What a fantastic day for JPL, NASA, and planetary science.

Aug 7
Today Adam Frank wrote this excellent piece for about how seemingly impossible tasks can be solved, as long as we all work together solve them.

Aug 9
Watching the live stream from JPL was completely engrossing, and the ongoing data we are getting (full color photos! GAH!) is just astounding.  David is right…the parallels with Olympic sport are uncanny.  One other similarity is the months and years spent in training (development for the scientists) that no one sees or cares about until the event happens.  Even then, that training is merely a footnote. We, the general populace, have no idea what that is like.  It’s more than just a job; more than a career.

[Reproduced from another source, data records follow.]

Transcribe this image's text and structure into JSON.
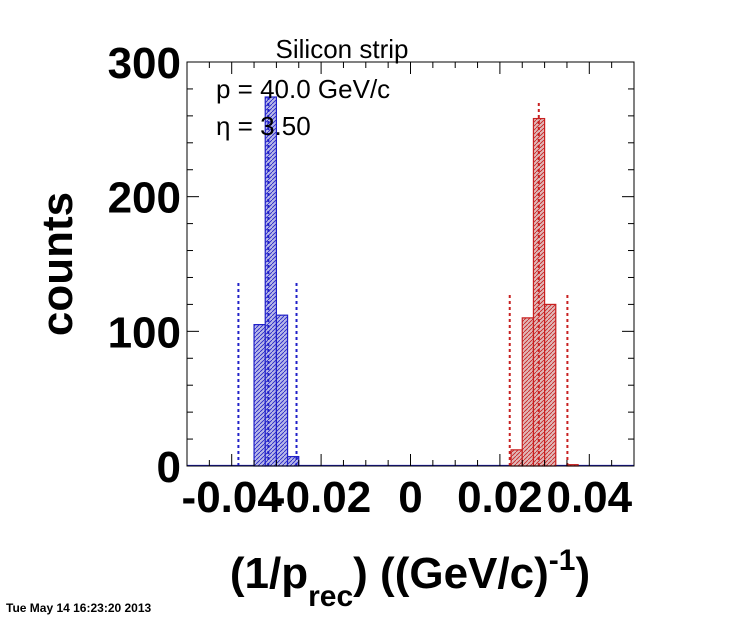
{
  "chart_data": {
    "type": "bar",
    "title": "Silicon strip",
    "annotations": [
      "p = 40.0 GeV/c",
      "η = 3.50"
    ],
    "xlabel_main": "(1/p",
    "xlabel_sub": "rec",
    "xlabel_tail": ") ((GeV/c)",
    "xlabel_sup": "-1",
    "xlabel_end": ")",
    "ylabel": "counts",
    "xlim": [
      -0.05,
      0.05
    ],
    "ylim": [
      0,
      300
    ],
    "xticks": [
      -0.04,
      -0.02,
      0,
      0.02,
      0.04
    ],
    "xtick_labels": [
      "-0.04",
      "-0.02",
      "0",
      "0.02",
      "0.04"
    ],
    "yticks": [
      0,
      100,
      200,
      300
    ],
    "ytick_labels": [
      "0",
      "100",
      "200",
      "300"
    ],
    "grid": false,
    "bin_width": 0.0025,
    "series": [
      {
        "color": "#2020c8",
        "fill": "#8c8cc8",
        "bins": [
          {
            "x0": -0.0375,
            "y": 0
          },
          {
            "x0": -0.035,
            "y": 105
          },
          {
            "x0": -0.0325,
            "y": 274
          },
          {
            "x0": -0.03,
            "y": 112
          },
          {
            "x0": -0.0275,
            "y": 7
          }
        ],
        "mean": -0.0318,
        "mean_line_top": 274,
        "limits": [
          -0.0385,
          -0.0255
        ],
        "limit_line_top": 137
      },
      {
        "color": "#c82020",
        "fill": "#c88c8c",
        "bins": [
          {
            "x0": 0.0225,
            "y": 12
          },
          {
            "x0": 0.025,
            "y": 110
          },
          {
            "x0": 0.0275,
            "y": 258
          },
          {
            "x0": 0.03,
            "y": 120
          },
          {
            "x0": 0.035,
            "y": 1
          }
        ],
        "mean": 0.0287,
        "mean_line_top": 270,
        "limits": [
          0.0222,
          0.0351
        ],
        "limit_line_top": 128
      }
    ]
  },
  "footer": {
    "timestamp": "Tue May 14 16:23:20 2013"
  }
}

It’s truly a lifestyle, something that is completely consuming for the athlete (or scientist). And something I have a hard time really grasping, but I do my best to appreciate the commitment.

Life Without Friction

David pointed me to this excellent NYT opinion piece earlier. Great read, very thorough. So why am I talking about it, when I should just link it and then go my merry way?

Because I think he blows by something crucial, and that is how we have worked so hard to remove friction from all of our interactions. There’s a couple of things…first, it has become important to us to make sharing easy. As an example, I believe Google + would have more traction if it integrated more easily with existing apps like Twitter and Facebook. But it won’t, because Google wants the mindshare. What that means to me, a Google + user, is that I have to post info about this particular blog post more than once. I have to do it twice, at the least. Yes, it’s totally a first world problem, but this rings true for all of us.  Another example: swiping your credit card through a mag strip reader has become so cumbersome for Americans that we have implemented technologies that allow us to just wave the card in your general direction. I like how this particular example  removes ACTUAL friction, and not just perceived toilsome logic steps. Because of the removal of friction, we have become a society that overshares our data, and what government or business in the world doesn’t want that?

And then we get our panties in a wad when we read about how that government or organization is using those very same technologies to track our movements.

So, before I proceed further, I should make one thing clear. I don’t think ANY agency should be allowed to just approach my tracker carrier and get all of that information without a warrant. IMO, that is a fourth amendment violation. But we threw that right away, as a country, a LONG time ago.

The second part of this issue is that, by removing the friction, we have made the person and the data inseparable. There is absolutely no way to remove that data footprint from the digital world. This poses loads of challenges, not least of which is that we can no longer grow past any youthful indiscretion. That data will always exist, and will continue to exist long after our metabolic processes are history. And what about data that gets added to our digital life that isn’t ours? You think that doesn’t happen? Do you know how easy it is for me to impersonate you? It’s frightfully easy, and even if I’m only marginally successful, that data now has the potential to follow you around forever.

In my mind, I would like to have more friction. Friction is a reminder that I’m doing something real, and that I should think about the consequences of that particular action.